One subject worth mentioning is that of something the ISO calls “Annex SL” (not to be confused with “Annex A” from ISO/IEC 27001!).
This is a very obscure name for a concept that represents a big change in ISO management system standards, starting with ISO22301. There are a number of ISO standards that involve operating a “management system” to address the specific subject of the standard.

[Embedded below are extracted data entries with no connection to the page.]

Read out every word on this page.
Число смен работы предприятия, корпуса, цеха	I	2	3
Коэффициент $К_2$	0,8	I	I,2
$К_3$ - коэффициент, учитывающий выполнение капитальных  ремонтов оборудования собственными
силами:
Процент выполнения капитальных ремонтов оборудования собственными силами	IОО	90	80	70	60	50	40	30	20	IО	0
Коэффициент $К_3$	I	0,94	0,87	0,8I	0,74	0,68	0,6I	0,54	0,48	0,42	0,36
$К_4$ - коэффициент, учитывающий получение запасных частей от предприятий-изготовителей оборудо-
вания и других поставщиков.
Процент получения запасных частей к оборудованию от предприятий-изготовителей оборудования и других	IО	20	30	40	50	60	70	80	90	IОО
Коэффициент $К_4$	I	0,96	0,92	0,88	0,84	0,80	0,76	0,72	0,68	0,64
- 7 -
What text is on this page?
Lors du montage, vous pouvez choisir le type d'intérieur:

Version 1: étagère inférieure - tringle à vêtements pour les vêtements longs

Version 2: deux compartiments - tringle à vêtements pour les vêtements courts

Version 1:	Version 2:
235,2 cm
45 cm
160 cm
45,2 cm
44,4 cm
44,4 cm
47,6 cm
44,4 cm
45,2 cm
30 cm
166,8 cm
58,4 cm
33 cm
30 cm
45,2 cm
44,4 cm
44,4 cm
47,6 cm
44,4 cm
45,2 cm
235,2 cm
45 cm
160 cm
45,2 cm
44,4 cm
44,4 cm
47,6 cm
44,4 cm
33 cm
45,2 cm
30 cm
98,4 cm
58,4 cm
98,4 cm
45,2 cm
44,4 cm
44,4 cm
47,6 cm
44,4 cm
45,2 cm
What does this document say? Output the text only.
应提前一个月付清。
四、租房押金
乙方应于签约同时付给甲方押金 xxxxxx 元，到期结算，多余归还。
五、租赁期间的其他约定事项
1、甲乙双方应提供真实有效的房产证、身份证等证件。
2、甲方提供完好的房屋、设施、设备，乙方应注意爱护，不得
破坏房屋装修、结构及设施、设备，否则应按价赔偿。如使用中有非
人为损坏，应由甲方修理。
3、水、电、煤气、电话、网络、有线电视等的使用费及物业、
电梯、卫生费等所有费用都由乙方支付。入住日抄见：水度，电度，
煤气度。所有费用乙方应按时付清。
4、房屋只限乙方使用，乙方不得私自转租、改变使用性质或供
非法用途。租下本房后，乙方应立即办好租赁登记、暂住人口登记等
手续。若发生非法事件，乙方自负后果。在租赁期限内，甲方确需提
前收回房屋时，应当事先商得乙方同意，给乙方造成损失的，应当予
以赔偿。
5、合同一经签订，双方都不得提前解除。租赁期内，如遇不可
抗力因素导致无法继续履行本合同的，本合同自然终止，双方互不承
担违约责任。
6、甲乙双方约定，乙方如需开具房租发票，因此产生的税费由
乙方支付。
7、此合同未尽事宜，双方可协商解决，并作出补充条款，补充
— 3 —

Some of the main examples are:
ISO9001 – Quality management
ISO14001 – Environmental management
ISO/IEC 27001 – Information security management
ISO/IEC 20000 – IT service management
Traditionally, all of these standards have had a slightly different way of implementing and running a management system and the wording of the standards has varied sometimes quite significantly. This is ok until an organization decides to try to run a single management system across multiple standards, for example ISO9001 and ISO/IEC 27001. Then it becomes difficult for the organization to marry up differing ways of doing the same thing and it makes the auditors’ job harder (and longer and more expensive) too.
So, to get around this problem of “multiple management systems” the ISO decided to standardise the wording of the management system parts of the standards. They produced a long document with numerous appendices, one of which was “Annex SL” containing a first draft of the standard wording. Over time the ISO is now phasing in this common “Annex SL” wording and all new standards or new versions of existing standards will have it. As it happens, ISO22301 was the first to adopt this new layout and so may be called the first “Annex SL” standard. Since 2012 one other standard has been revised which is ISO/IEC 27001 (Information security) and at the time of writing (mid 2015) the plan is to make ISO9001 and ISO14001 “Annex SL” compatible too.
The good news for an organization implementing a BCMS based on ISO22301 or an ISMS based on ISO/IEC 27001 is that they will by default be putting in place an “Annex SL” management system. This will make it much easier for them to implement other standards such as ISO9001 at a later date.
So if you are going down the multiple standards route it’s worth remembering – Annex SL is where it’s at!